Die Penn State University veröffentlichte heute in Nature Neuroscience eine Studie an Tiermodellen: Physische Kontraktionen der Bauchmuskulatur fördern den Liquor-Fluss im Gehirn. Die Bewegung fungiere als „Spülmaschine“ für den Kopf und könnte helfen, Stoffwechselabfälle effizienter abzutransportieren – ein möglicher Schutz vor neurodegenerativen Prozessen.

Gleichzeitig warnen Forscher vor den Folgen chronischer Überarbeitung. Eine südkoreanische Langzeitstudie analysierte MRT-Scans von Beschäftigten im Gesundheitswesen. Bei Personen mit mehr als 52 Wochenarbeitsstunden war der linke Stirnlappen um 19 Prozent vergrößert – eine physische Anpassungsreaktion auf Dauerstress.

Systemische Hürden trotz wissenschaftlicher Fortschritte

Das Deutsche Ärzteblatt wies Mitte Mai darauf hin: Die bestehenden Strukturen sind nicht auf eine flächendeckende Biomarker-basierte Frühdiagnostik vorbereitet. Dabei ist sie Voraussetzung für den Einsatz neuer Anti-Amyloid-Therapien wie Lecanemab. Das Medikament wurde in den USA bereits 2023 zugelassen, die europäische Zulassung wird in naher Zukunft erwartet.

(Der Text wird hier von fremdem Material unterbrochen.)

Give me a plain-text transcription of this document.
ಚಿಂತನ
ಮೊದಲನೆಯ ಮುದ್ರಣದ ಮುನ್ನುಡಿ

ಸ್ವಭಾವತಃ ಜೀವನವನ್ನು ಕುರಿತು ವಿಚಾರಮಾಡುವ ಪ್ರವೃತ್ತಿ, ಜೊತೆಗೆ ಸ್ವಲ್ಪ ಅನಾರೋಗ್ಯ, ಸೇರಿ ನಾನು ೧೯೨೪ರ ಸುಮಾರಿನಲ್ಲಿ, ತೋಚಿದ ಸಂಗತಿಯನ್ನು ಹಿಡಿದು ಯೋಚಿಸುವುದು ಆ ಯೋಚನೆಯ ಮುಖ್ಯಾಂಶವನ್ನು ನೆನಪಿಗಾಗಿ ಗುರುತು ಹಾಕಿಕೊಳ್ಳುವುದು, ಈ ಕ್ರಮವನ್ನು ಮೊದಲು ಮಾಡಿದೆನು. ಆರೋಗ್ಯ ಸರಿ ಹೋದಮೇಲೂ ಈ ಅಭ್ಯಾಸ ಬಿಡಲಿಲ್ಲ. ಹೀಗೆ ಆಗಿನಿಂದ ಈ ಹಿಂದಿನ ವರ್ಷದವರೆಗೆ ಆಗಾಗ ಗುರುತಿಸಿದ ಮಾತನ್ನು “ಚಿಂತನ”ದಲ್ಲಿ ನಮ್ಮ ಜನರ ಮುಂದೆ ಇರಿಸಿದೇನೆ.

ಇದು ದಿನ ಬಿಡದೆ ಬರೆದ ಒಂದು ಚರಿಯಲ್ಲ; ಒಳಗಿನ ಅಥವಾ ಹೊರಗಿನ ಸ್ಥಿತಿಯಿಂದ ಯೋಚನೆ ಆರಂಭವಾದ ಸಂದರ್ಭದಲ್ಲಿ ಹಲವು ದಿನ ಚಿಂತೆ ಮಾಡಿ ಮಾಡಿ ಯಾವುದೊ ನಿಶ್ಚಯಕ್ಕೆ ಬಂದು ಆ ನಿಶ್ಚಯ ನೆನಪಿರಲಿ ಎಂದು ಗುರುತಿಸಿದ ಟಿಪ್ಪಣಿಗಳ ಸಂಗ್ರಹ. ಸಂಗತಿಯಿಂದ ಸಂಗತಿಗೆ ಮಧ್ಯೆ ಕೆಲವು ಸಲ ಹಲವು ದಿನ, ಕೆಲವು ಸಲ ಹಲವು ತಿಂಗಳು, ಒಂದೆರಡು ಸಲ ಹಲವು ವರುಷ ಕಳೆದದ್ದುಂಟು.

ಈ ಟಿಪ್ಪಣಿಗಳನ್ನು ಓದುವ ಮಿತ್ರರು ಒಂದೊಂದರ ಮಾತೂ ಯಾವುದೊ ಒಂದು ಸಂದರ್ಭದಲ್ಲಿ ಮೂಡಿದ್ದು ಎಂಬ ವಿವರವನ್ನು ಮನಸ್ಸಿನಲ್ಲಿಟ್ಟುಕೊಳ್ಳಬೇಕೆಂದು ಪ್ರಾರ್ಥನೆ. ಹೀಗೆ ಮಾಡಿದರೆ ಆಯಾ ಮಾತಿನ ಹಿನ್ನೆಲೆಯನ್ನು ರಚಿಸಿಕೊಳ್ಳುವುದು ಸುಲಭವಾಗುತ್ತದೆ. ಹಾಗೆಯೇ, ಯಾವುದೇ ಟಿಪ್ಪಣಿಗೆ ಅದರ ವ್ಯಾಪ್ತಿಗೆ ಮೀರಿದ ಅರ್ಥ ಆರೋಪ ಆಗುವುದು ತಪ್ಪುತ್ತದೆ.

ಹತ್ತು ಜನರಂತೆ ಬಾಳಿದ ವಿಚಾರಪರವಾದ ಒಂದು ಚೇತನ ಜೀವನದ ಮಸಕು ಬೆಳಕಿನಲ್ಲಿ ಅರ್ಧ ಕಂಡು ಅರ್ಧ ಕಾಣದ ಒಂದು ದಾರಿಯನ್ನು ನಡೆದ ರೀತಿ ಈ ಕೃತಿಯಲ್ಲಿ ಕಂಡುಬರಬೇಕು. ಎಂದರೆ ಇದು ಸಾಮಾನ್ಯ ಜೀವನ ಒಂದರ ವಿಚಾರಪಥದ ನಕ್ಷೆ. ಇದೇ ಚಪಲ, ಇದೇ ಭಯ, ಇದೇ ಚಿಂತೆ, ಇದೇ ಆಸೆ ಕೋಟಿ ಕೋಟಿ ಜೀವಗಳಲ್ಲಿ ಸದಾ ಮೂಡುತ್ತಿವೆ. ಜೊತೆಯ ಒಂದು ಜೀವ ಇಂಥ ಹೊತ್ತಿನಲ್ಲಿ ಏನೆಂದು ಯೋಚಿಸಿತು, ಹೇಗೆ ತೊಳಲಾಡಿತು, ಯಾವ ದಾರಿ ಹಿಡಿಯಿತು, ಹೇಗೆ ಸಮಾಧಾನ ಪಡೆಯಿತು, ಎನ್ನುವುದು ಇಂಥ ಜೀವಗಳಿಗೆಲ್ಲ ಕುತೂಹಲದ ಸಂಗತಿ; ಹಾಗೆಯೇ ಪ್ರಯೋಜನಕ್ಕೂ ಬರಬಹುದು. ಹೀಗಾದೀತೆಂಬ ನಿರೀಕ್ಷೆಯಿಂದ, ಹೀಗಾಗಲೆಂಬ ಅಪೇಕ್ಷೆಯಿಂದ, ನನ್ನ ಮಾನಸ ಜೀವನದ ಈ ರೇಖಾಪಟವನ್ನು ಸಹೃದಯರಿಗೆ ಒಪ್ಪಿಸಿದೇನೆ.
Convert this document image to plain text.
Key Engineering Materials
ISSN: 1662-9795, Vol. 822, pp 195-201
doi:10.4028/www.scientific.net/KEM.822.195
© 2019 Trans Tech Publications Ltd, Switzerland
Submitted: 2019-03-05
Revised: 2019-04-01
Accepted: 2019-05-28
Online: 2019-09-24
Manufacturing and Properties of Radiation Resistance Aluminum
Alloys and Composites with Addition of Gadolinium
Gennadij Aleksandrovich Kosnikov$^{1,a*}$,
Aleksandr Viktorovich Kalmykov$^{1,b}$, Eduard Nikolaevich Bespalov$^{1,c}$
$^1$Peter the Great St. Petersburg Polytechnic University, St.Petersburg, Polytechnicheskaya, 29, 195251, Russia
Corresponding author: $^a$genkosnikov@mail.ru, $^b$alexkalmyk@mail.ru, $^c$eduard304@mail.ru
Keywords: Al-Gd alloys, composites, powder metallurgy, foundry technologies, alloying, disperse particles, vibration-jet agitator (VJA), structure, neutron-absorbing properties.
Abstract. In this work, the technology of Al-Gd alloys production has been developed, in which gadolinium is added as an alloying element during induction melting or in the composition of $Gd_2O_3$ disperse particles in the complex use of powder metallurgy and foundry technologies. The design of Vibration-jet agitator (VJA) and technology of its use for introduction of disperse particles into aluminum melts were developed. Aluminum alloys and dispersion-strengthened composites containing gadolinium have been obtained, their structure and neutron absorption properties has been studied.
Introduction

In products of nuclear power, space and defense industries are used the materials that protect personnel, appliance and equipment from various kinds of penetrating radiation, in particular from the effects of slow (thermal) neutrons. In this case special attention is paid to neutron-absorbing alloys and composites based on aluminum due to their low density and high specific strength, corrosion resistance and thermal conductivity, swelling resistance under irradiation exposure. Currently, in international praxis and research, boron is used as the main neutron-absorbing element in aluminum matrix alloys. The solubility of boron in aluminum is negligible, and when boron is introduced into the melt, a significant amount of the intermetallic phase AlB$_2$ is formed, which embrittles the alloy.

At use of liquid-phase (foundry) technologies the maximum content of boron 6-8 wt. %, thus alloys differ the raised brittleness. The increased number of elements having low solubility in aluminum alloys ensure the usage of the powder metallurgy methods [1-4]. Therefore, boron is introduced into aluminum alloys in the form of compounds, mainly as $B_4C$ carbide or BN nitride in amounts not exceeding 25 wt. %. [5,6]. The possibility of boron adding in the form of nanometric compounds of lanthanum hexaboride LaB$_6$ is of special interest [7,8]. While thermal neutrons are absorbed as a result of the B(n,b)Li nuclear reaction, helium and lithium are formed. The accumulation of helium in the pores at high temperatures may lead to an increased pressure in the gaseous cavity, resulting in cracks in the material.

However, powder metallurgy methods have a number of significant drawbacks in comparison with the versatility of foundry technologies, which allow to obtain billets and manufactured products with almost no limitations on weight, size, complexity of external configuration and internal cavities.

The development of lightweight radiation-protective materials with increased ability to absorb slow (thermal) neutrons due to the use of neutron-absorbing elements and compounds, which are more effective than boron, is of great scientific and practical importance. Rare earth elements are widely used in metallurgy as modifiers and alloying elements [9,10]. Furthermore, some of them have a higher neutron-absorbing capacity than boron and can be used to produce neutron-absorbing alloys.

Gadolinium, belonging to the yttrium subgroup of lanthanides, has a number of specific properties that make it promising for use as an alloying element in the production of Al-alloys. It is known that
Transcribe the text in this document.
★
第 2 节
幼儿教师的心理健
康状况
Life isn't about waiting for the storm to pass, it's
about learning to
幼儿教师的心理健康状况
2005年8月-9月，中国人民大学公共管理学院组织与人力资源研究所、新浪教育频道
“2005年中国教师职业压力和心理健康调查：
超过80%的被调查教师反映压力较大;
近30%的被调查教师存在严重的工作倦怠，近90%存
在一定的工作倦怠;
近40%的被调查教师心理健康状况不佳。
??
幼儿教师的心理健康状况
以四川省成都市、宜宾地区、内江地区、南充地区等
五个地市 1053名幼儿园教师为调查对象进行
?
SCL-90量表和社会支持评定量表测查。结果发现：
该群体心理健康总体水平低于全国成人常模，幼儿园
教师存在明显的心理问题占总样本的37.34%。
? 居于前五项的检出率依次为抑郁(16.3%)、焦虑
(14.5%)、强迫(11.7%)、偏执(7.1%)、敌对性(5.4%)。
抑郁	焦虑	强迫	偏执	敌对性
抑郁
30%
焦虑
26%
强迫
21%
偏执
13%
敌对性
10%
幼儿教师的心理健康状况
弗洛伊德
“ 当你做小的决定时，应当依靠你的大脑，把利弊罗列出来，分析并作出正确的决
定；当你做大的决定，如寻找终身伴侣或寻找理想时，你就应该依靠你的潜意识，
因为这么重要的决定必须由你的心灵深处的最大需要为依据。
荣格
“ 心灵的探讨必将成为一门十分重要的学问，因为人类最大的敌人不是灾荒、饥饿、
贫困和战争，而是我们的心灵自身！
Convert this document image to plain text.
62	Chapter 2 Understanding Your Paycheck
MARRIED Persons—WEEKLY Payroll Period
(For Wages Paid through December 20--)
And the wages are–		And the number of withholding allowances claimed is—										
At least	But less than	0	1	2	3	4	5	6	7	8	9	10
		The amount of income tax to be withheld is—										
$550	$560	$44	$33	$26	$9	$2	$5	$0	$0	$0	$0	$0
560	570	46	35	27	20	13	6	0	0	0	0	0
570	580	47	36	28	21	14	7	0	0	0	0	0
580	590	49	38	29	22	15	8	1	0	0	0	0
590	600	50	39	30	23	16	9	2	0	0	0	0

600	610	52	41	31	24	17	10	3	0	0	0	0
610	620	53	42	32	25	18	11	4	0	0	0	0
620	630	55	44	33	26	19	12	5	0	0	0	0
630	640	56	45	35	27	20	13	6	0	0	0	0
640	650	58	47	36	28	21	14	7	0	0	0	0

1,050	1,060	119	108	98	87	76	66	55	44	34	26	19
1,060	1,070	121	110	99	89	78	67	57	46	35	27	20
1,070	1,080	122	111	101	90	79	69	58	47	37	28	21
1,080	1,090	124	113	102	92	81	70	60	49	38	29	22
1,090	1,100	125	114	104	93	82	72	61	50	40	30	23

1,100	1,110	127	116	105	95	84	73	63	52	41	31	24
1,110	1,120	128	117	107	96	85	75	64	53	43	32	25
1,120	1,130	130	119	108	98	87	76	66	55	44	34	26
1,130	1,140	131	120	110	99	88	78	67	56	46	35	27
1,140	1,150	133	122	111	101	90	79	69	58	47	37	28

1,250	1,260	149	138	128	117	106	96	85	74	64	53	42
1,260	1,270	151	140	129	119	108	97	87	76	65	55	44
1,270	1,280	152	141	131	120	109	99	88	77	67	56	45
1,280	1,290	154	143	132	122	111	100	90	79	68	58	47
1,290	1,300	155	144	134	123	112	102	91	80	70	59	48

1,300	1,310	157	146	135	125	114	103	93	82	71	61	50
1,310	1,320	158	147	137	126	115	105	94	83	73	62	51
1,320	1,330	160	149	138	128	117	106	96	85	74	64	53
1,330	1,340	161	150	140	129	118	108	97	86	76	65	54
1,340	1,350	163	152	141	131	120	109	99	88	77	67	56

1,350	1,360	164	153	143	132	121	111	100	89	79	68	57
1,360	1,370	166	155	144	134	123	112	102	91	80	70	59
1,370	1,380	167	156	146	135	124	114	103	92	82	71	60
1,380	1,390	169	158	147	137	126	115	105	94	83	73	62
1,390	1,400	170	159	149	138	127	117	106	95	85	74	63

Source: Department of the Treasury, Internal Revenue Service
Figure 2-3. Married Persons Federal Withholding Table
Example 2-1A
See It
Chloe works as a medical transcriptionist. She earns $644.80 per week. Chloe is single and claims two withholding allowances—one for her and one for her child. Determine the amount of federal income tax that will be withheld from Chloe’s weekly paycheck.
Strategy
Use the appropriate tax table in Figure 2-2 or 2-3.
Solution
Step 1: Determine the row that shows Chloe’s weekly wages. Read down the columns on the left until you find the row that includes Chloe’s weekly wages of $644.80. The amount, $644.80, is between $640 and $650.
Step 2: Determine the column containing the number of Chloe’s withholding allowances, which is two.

Die Dringlichkeit ist enorm: Patienten mit leichten kognitiven Beeinträchtigungen und nachgewiesener Alzheimer-Pathologie haben ein 90-prozentiges Risiko, innerhalb von fünf Jahren eine Demenz zu entwickeln. Ohne Biomarker-Evidenz liegt das Risiko unter 10 Prozent.

Präventive Lebensstilfaktoren gewinnen zusätzlich an Gewicht. Experten raten zum Verzicht auf ständige GPS-Navigation (schützt den Hippocampus), zu sozialer Aktivität und lebenslangem Lernen. Studien zeigen: Soziale Einbindung senkt das Demenzrisiko um 30 bis 50 Prozent.

Fünf Minuten täglich reichen

Der Trend geht zu personalisierten und präventiven Maßnahmen. Wearables und KI-basierte Apps zur Überwachung eines „BrainHealth Index“ könnten in den kommenden Jahren zum Standard werden. Untersuchungen des Center for BrainHealth der University of Texas zeigen: Tägliches Mikro-Training von nur 5 bis 15 Minuten bewirkt messbare Verbesserungen – selbst bei über 80-Jährigen.

In Tschechien sind bereits fünfminütige Kognitionstests (ALBAV) flächendeckend in die Vorsorgeuntersuchungen für 65- bis 80-Jährige integriert. Angesichts der Prognose, dass sich die Zahl der Demenzfälle bis 2050 massiv erhöhen wird, dürfte die Kombination aus niederschwelliger Früherkennung und gezieltem mentalen Fitnesstraining zum entscheidenden Faktor werden – für die Stabilität der Gesundheitssysteme und die Lebensqualität im Alter.